The presentation will describe new analyses of the observed secular temperature trends, this time focusing away from the surface, into the troposphere; as the authors continue to seek additional corroboration of their hypothesis for SAT seasonality from the analysis of related observations.

Seasonally-stratified secular trends in upper-air temperature in the very region showing notable seasonality in surface temperature trends – northern Canada, where winter trends are much larger than summer ones (e.g., Nigam et al. 2017) – are examined in the post-IGY period (1959-2015) from radiosonde data and atmospheric reanalysis (and historical climate model simulations) to shed mechanistic insights on the origin of surface and upper-air trends.

The upper-air secular trends in NCEP Reanalysis are shown to be remarkably similar to those computed from radiosonde data, providing a basis for the use of NCEP Reanalysis in the characterization of regional vertical structure. The focus is not on the canonical structure of trends – tropospheric warming and stratospheric cooling – but on its seasonal variation.

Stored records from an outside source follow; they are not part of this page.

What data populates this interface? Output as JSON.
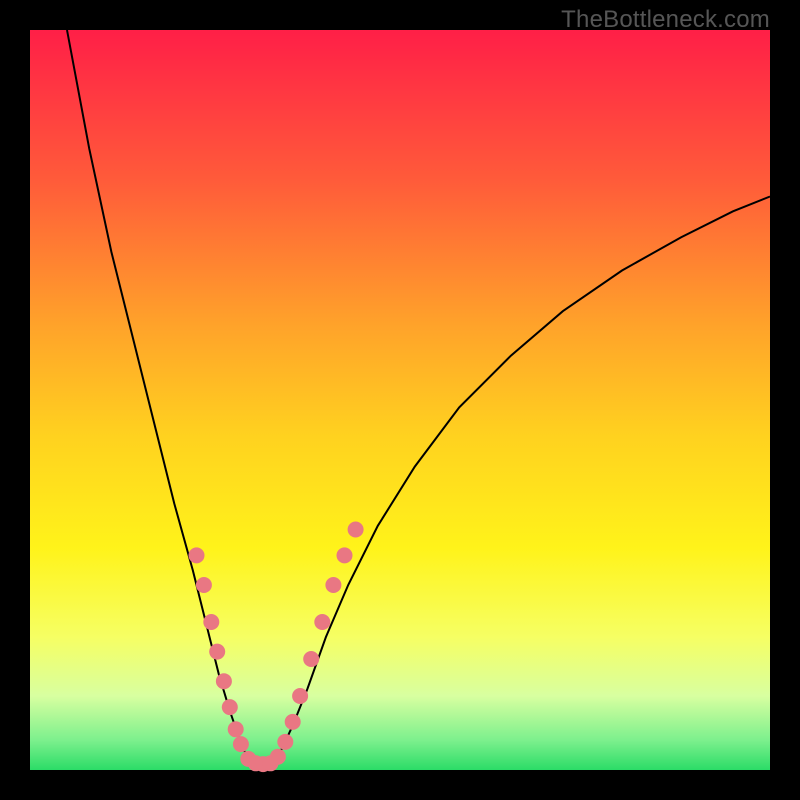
{
  "watermark": "TheBottleneck.com",
  "chart_data": {
    "type": "line",
    "title": "",
    "xlabel": "",
    "ylabel": "",
    "xlim": [
      0,
      100
    ],
    "ylim": [
      0,
      100
    ],
    "background_gradient": {
      "direction": "vertical",
      "stops": [
        {
          "pos": 0.0,
          "color": "#ff1f47"
        },
        {
          "pos": 0.2,
          "color": "#ff5a3a"
        },
        {
          "pos": 0.4,
          "color": "#ffa32a"
        },
        {
          "pos": 0.55,
          "color": "#ffd21f"
        },
        {
          "pos": 0.7,
          "color": "#fff31a"
        },
        {
          "pos": 0.82,
          "color": "#f6ff63"
        },
        {
          "pos": 0.9,
          "color": "#d8ffa0"
        },
        {
          "pos": 0.96,
          "color": "#7cf08d"
        },
        {
          "pos": 1.0,
          "color": "#2bdc67"
        }
      ]
    },
    "series": [
      {
        "name": "v-curve",
        "stroke": "#000000",
        "stroke_width": 2,
        "points": [
          {
            "x": 5.0,
            "y": 100.0
          },
          {
            "x": 8.0,
            "y": 84.0
          },
          {
            "x": 11.0,
            "y": 70.0
          },
          {
            "x": 14.0,
            "y": 58.0
          },
          {
            "x": 17.0,
            "y": 46.0
          },
          {
            "x": 19.5,
            "y": 36.0
          },
          {
            "x": 22.0,
            "y": 27.0
          },
          {
            "x": 24.0,
            "y": 19.0
          },
          {
            "x": 25.5,
            "y": 13.0
          },
          {
            "x": 27.0,
            "y": 8.0
          },
          {
            "x": 28.2,
            "y": 4.5
          },
          {
            "x": 29.0,
            "y": 2.5
          },
          {
            "x": 30.0,
            "y": 1.3
          },
          {
            "x": 31.0,
            "y": 0.8
          },
          {
            "x": 32.0,
            "y": 0.8
          },
          {
            "x": 33.0,
            "y": 1.3
          },
          {
            "x": 34.0,
            "y": 2.8
          },
          {
            "x": 35.5,
            "y": 6.0
          },
          {
            "x": 37.5,
            "y": 11.0
          },
          {
            "x": 40.0,
            "y": 18.0
          },
          {
            "x": 43.0,
            "y": 25.0
          },
          {
            "x": 47.0,
            "y": 33.0
          },
          {
            "x": 52.0,
            "y": 41.0
          },
          {
            "x": 58.0,
            "y": 49.0
          },
          {
            "x": 65.0,
            "y": 56.0
          },
          {
            "x": 72.0,
            "y": 62.0
          },
          {
            "x": 80.0,
            "y": 67.5
          },
          {
            "x": 88.0,
            "y": 72.0
          },
          {
            "x": 95.0,
            "y": 75.5
          },
          {
            "x": 100.0,
            "y": 77.5
          }
        ]
      }
    ],
    "markers": {
      "name": "dots",
      "color": "#e97783",
      "radius": 8,
      "points": [
        {
          "x": 22.5,
          "y": 29.0
        },
        {
          "x": 23.5,
          "y": 25.0
        },
        {
          "x": 24.5,
          "y": 20.0
        },
        {
          "x": 25.3,
          "y": 16.0
        },
        {
          "x": 26.2,
          "y": 12.0
        },
        {
          "x": 27.0,
          "y": 8.5
        },
        {
          "x": 27.8,
          "y": 5.5
        },
        {
          "x": 28.5,
          "y": 3.5
        },
        {
          "x": 29.5,
          "y": 1.5
        },
        {
          "x": 30.5,
          "y": 0.9
        },
        {
          "x": 31.5,
          "y": 0.8
        },
        {
          "x": 32.5,
          "y": 0.9
        },
        {
          "x": 33.5,
          "y": 1.8
        },
        {
          "x": 34.5,
          "y": 3.8
        },
        {
          "x": 35.5,
          "y": 6.5
        },
        {
          "x": 36.5,
          "y": 10.0
        },
        {
          "x": 38.0,
          "y": 15.0
        },
        {
          "x": 39.5,
          "y": 20.0
        },
        {
          "x": 41.0,
          "y": 25.0
        },
        {
          "x": 42.5,
          "y": 29.0
        },
        {
          "x": 44.0,
          "y": 32.5
        }
      ]
    }
  }
}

The winter-minus-summer difference in secular trends over northern Canada is positive and large in the lower troposphere (500-hPa) and stratosphere (50150-hPa); it is largest at the surface and smallest at the tropopause. The surface-trapped vertical structure of the lower tropospheric trend difference supports the attribution of the notable seasonality of surface temperature trends to land-surface–hydroclimate interactions (Nigam et al. 2017).

In the lower stratosphere, a cooling trend is evident in all seasons – not unexpectedly – but a pronounced seasonality is again apparent, with the strongest cooling in summer.

Examination of the period trends in historical climate simulations reveals that models are more challenged in the lower troposphere than in the lower stratosphere, likely, from deficiencies in the representation of land-surface–hydroclimate interactions. The near-zero trend tropopause region is a rare point of confluence for the simulated and observed trends.

The seasonal cycle of climate, despite its monotony, provides an expanded phase space for the exposition of the dynamical and thermodynamical processes generating secular warming, and an exceptional cost-effective opportunity for benchmarking climate projection models.

Nigam, S., N. Thomas, A. Ruiz-Barradas, and S. Weaver, 2017: Striking Seasonality in the Secular Warming of the Northern Continents: Structure and Mechanisms. J. Climate, 30, 6521-6541 (15 August).

Thomas, N., V. Ravi, and S. Nigam, 2017: Seasonality in the Vertical Structure of Secular Temperature Trends over North America. To be submitted to the J. Climate in August 2017.